题:https://leetcode.com/problems/two-sum/description/
题目
Given an array of integers, return indices of the two numbers such that they add up to a specific target.
You may assume that each input would have exactly one solution, and you may not use the same element twice.
Example:
Given nums = [2, 7, 11, 15], target = 9,
Because nums[0] + nums[1] = 2 + 7 = 9,
return [0, 1].
思路
1.扫描一遍nums [i] ,将nusm[i ],i 映射到map,时间复杂度为O(logN),空间复杂度为O(N);
2.在map中,扫描一遍target - nums [i],若存在且返回的下标不为i。
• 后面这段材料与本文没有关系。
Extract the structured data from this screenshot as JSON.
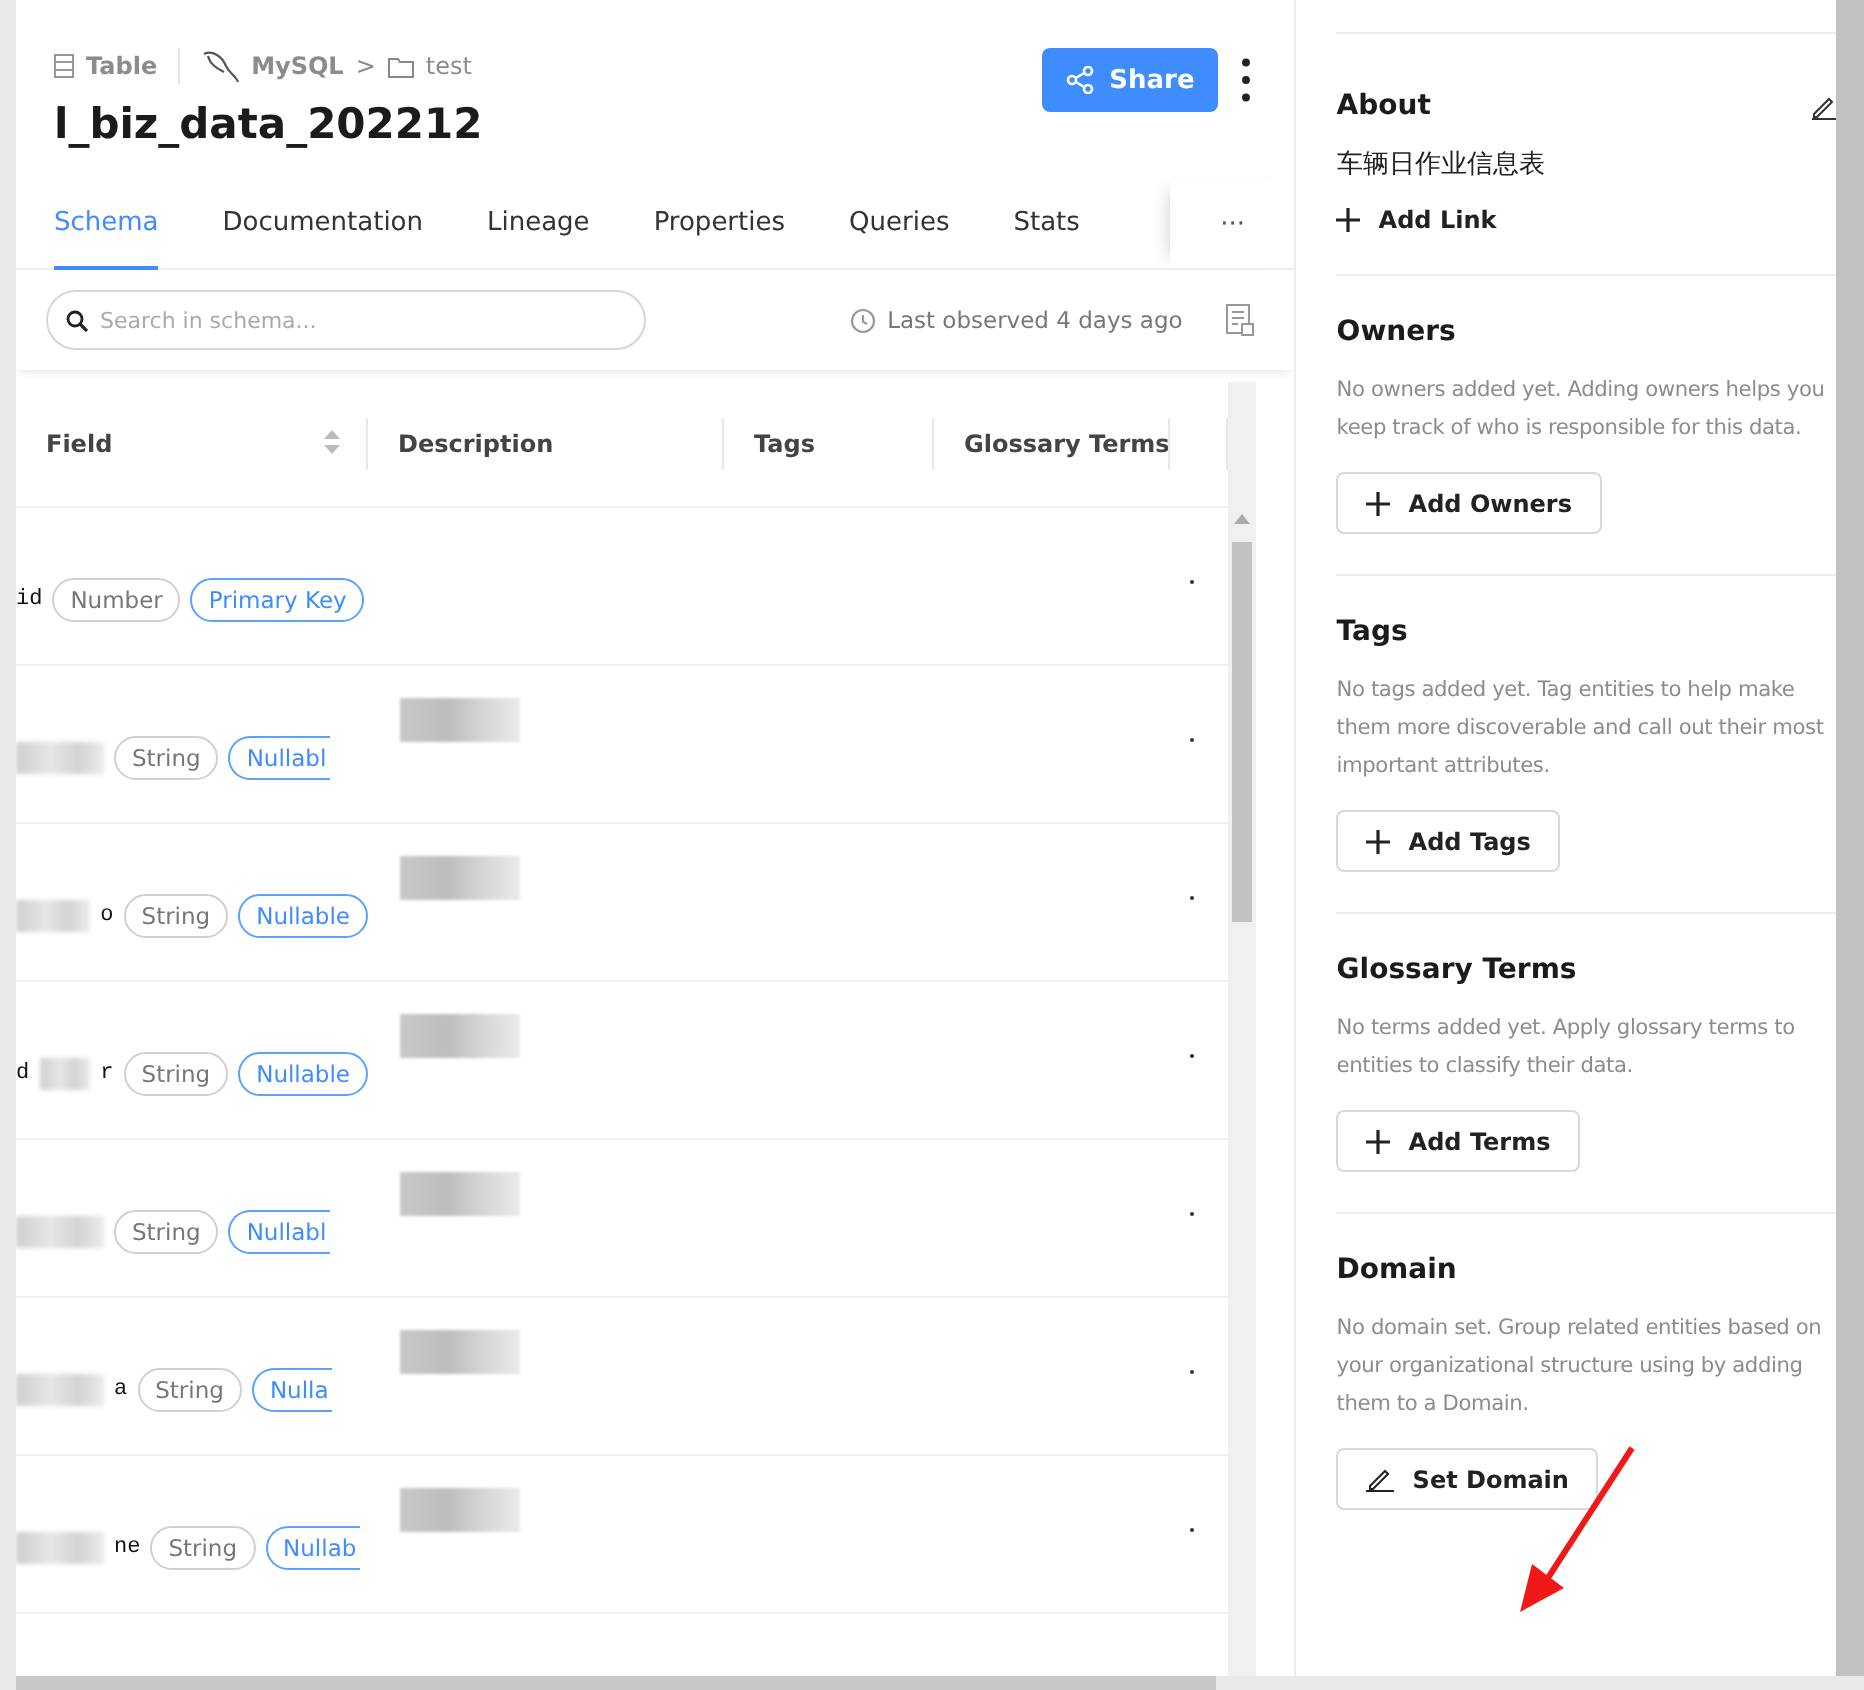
{
  "breadcrumb": {
    "type": "Table",
    "platform": "MySQL",
    "separator": ">",
    "container": "test"
  },
  "title": "l_biz_data_202212",
  "share_button": "Share",
  "tabs": [
    {
      "label": "Schema",
      "selected": true
    },
    {
      "label": "Documentation",
      "selected": false
    },
    {
      "label": "Lineage",
      "selected": false
    },
    {
      "label": "Properties",
      "selected": false
    },
    {
      "label": "Queries",
      "selected": false
    },
    {
      "label": "Stats",
      "selected": false
    }
  ],
  "more_tabs": "···",
  "search": {
    "placeholder": "Search in schema..."
  },
  "last_observed": "Last observed 4 days ago",
  "table": {
    "columns": [
      "Field",
      "Description",
      "Tags",
      "Glossary Terms"
    ],
    "rows": [
      {
        "name_suffix": "id",
        "name_redacted": false,
        "description_redacted": false,
        "pills": [
          {
            "label": "Number",
            "kind": "type",
            "clipped": false
          },
          {
            "label": "Primary Key",
            "kind": "key",
            "clipped": false
          }
        ]
      },
      {
        "name_redacted": true,
        "description_redacted": true,
        "pills": [
          {
            "label": "String",
            "kind": "type",
            "clipped": false
          },
          {
            "label": "Nullabl",
            "kind": "key",
            "clipped": true
          }
        ]
      },
      {
        "name_suffix": "o",
        "name_redacted": true,
        "description_redacted": true,
        "pills": [
          {
            "label": "String",
            "kind": "type",
            "clipped": false
          },
          {
            "label": "Nullable",
            "kind": "key",
            "clipped": false
          }
        ]
      },
      {
        "name_prefix": "d",
        "name_suffix": "r",
        "name_redacted": true,
        "description_redacted": true,
        "pills": [
          {
            "label": "String",
            "kind": "type",
            "clipped": false
          },
          {
            "label": "Nullable",
            "kind": "key",
            "clipped": false
          }
        ]
      },
      {
        "name_redacted": true,
        "description_redacted": true,
        "pills": [
          {
            "label": "String",
            "kind": "type",
            "clipped": false
          },
          {
            "label": "Nullabl",
            "kind": "key",
            "clipped": true
          }
        ]
      },
      {
        "name_suffix": "a",
        "name_redacted": true,
        "description_redacted": true,
        "pills": [
          {
            "label": "String",
            "kind": "type",
            "clipped": false
          },
          {
            "label": "Nulla",
            "kind": "key",
            "clipped": true
          }
        ]
      },
      {
        "name_suffix": "ne",
        "name_redacted": true,
        "description_redacted": true,
        "pills": [
          {
            "label": "String",
            "kind": "type",
            "clipped": false
          },
          {
            "label": "Nullab",
            "kind": "key",
            "clipped": true
          }
        ]
      }
    ]
  },
  "about": {
    "title": "About",
    "description": "车辆日作业信息表",
    "link_button": "Add Link"
  },
  "sections": [
    {
      "title": "Owners",
      "text": "No owners added yet. Adding owners helps you keep track of who is responsible for this data.",
      "button": "Add Owners",
      "kind": "add"
    },
    {
      "title": "Tags",
      "text": "No tags added yet. Tag entities to help make them more discoverable and call out their most important attributes.",
      "button": "Add Tags",
      "kind": "add"
    },
    {
      "title": "Glossary Terms",
      "text": "No terms added yet. Apply glossary terms to entities to classify their data.",
      "button": "Add Terms",
      "kind": "add"
    },
    {
      "title": "Domain",
      "text": "No domain set. Group related entities based on your organizational structure using by adding them to a Domain.",
      "button": "Set Domain",
      "kind": "set"
    }
  ]
}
返回 i 与 上述下标。
笔记
1.map
声明&定义:
map<int,int> tmap;
查找:
map<int,int>::iterator findres = tmap.find(key);
if(findres != tmap.end()) .....(查找到)
findres->first; //map.key
findres->second; //map.value
Code
class Solution {
public:
vector<int> twoSum(vector<int>& nums, int target) {
int ibegin = 0,iend = nums.size()-1;
map<int,int> maprec;
vector<int> res;
for(int i = 0 ;i<nums.size() ; i++) maprec[nums[i]] = i;
for(int i = 0 ;i<nums.size() ; i++){
int complement = target - nums[i];
map<int, int>::iterator findres= maprec.find(complement);
if(findres != maprec.end() && findres->second != i){
res.push_back(i);
res.push_back(findres->second);
return res;
}
}
}
};